Follow these tips to prepare for virtual IEP meetings in the fall:

• Collaborate with families. While you will want to initially conduct practice runs with colleagues, also consider practicing with families, Neff suggests. Ask parents you already have a good rapport with if they are willing to stay on the line a few minutes after their child’s virtual IEP meeting, or if they would be willing to participate in an upcoming trial videoconference, to test out some features on different platforms and see what everybody thinks.

• Practice transitions, communicating. Whoever will run the meeting as the host should practice using waiting rooms and breakout rooms to control who is able to join and communicate during the meeting. Practice having everyone on mute when he enters the meeting, then practice unmuting participants as it is their turn to contribute.

Confirm that every staff member’s technology works and bandwidth is sufficient to participate in virtual IEP meetings, Neff says. Make sure everyone knows how to mute and unmute himself when necessary and turn off and on his camera when appropriate.
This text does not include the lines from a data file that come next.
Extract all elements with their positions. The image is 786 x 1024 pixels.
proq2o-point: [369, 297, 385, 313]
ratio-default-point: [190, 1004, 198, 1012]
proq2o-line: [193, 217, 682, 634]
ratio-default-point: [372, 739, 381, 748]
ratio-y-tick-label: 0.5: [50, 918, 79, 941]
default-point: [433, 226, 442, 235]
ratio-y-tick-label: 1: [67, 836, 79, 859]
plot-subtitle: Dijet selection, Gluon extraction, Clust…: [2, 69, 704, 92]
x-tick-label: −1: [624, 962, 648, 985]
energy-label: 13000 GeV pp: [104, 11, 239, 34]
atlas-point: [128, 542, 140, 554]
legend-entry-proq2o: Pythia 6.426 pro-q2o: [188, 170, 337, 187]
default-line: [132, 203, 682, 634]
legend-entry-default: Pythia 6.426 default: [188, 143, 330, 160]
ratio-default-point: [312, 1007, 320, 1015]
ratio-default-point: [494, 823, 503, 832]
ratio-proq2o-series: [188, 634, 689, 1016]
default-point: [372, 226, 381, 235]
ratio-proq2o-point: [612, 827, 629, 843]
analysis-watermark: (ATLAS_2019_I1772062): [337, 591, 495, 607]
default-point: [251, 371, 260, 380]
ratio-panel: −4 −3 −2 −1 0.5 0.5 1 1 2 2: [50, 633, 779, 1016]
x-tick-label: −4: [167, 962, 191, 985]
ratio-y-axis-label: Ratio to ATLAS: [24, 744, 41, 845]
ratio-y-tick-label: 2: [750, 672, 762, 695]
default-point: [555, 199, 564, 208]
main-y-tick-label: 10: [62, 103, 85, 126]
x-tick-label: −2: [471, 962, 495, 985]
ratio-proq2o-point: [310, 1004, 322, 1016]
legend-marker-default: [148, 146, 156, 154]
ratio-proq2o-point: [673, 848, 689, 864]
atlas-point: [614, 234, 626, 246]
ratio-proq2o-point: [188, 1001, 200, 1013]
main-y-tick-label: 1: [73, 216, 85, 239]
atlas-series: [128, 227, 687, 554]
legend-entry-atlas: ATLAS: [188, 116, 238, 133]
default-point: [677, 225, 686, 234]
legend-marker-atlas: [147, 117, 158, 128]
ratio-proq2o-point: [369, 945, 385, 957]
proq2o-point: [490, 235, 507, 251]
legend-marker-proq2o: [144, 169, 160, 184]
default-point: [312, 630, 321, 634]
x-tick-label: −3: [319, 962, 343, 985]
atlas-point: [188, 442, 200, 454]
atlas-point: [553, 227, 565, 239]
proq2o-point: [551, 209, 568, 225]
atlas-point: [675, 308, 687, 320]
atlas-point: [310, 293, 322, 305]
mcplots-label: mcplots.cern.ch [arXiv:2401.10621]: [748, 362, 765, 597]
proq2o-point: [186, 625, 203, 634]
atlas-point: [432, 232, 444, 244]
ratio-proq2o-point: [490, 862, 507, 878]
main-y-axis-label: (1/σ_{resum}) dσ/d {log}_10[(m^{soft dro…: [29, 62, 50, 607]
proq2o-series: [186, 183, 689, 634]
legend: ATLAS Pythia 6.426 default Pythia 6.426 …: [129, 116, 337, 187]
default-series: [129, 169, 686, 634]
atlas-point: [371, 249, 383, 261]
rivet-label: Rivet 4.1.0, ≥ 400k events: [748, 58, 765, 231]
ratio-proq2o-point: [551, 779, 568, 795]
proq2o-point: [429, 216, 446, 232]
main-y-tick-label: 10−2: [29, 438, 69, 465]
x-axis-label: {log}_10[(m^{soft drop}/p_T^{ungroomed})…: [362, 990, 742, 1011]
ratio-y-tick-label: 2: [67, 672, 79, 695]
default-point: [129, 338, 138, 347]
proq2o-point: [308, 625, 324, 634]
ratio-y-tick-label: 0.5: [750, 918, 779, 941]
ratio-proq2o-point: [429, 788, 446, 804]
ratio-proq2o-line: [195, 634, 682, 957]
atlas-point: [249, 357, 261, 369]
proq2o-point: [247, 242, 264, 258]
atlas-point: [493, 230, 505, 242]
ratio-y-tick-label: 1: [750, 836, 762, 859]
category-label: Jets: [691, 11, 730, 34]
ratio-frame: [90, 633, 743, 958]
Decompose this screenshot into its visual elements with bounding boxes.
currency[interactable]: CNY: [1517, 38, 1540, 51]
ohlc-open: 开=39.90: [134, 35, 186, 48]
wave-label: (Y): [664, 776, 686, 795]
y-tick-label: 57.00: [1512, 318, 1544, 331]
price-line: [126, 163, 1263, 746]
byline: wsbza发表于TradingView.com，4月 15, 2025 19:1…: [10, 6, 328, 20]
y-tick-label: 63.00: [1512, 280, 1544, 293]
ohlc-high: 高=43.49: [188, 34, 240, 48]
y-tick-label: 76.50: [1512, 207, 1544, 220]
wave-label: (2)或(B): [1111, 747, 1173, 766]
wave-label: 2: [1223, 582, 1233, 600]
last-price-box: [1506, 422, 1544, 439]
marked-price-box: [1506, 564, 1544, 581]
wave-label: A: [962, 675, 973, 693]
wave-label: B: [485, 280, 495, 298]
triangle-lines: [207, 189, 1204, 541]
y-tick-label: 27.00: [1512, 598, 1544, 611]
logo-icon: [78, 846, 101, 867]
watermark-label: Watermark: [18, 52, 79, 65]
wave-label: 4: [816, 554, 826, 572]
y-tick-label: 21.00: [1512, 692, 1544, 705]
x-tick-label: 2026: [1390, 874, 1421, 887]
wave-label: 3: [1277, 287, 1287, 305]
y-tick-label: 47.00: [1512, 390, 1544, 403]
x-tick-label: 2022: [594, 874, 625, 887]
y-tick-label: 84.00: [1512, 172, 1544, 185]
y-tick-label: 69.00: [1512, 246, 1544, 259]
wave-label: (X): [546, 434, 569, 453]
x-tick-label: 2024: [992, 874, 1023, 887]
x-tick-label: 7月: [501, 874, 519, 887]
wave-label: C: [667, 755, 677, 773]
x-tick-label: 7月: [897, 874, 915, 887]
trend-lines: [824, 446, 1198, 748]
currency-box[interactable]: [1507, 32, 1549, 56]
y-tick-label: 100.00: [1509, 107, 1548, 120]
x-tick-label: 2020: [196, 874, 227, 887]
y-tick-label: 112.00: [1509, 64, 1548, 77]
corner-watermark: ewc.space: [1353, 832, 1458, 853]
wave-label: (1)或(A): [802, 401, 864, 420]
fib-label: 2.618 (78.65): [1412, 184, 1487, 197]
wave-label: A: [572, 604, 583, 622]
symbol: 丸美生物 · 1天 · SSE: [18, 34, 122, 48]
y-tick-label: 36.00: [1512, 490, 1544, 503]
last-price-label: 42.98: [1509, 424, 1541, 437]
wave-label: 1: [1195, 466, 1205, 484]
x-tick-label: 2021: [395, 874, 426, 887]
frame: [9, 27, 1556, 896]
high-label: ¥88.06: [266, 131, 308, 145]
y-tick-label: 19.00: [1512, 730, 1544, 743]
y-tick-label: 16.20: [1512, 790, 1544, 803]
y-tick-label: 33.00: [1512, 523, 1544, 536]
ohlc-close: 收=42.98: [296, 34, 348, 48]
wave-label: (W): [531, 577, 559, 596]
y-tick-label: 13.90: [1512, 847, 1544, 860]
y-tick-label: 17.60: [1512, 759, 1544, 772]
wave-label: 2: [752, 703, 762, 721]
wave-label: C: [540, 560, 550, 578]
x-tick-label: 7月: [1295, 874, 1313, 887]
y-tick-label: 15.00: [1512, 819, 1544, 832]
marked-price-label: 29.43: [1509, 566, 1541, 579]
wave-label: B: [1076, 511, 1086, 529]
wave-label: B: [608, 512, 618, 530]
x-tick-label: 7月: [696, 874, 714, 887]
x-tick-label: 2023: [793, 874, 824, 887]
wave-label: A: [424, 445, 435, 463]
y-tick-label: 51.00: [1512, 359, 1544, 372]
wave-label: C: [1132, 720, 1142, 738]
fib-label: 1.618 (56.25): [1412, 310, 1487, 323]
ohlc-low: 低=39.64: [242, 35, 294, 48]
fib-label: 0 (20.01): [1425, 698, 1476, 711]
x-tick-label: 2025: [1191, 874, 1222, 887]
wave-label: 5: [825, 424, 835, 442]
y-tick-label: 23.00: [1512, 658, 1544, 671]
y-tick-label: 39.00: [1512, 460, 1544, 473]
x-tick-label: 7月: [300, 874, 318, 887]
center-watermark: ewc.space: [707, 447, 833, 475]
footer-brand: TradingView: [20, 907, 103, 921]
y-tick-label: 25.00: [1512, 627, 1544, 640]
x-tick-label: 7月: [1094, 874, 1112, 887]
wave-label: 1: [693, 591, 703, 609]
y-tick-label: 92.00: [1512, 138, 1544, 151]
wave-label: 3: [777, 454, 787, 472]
• Address concerns about unexpected participants. Look at how every school-based team member is identified on a platform in the trial run, Neff says. If anyone lacks a clear identifier when she joins the meeting, and only a vague username shows up, make sure that person verbally identifies herself and knows how to change her username to better identify herself in the future. “Do not hesitate to make sure everyone identifies themselves,” he says.

“Folks need to not be embarrassed and say, ‘Hey, I see somebody new signed on. AH220, could you tell us who you are in the context of this meeting?’ The person may say, ‘I’m the new speech path who was hired after all this started,’ and you can move on.” This is important to practice in case a parent invites someone you don’t expect to a future meeting, such as a family member or an advocate, Neff says. If the parents do give the videoconference password to their attorney, you will want to discuss rescheduling so your attorney can also participate.

Cara Nissman covers autism, school psychology, and IEP team issues for Special Ed Connection, a DA sister publication.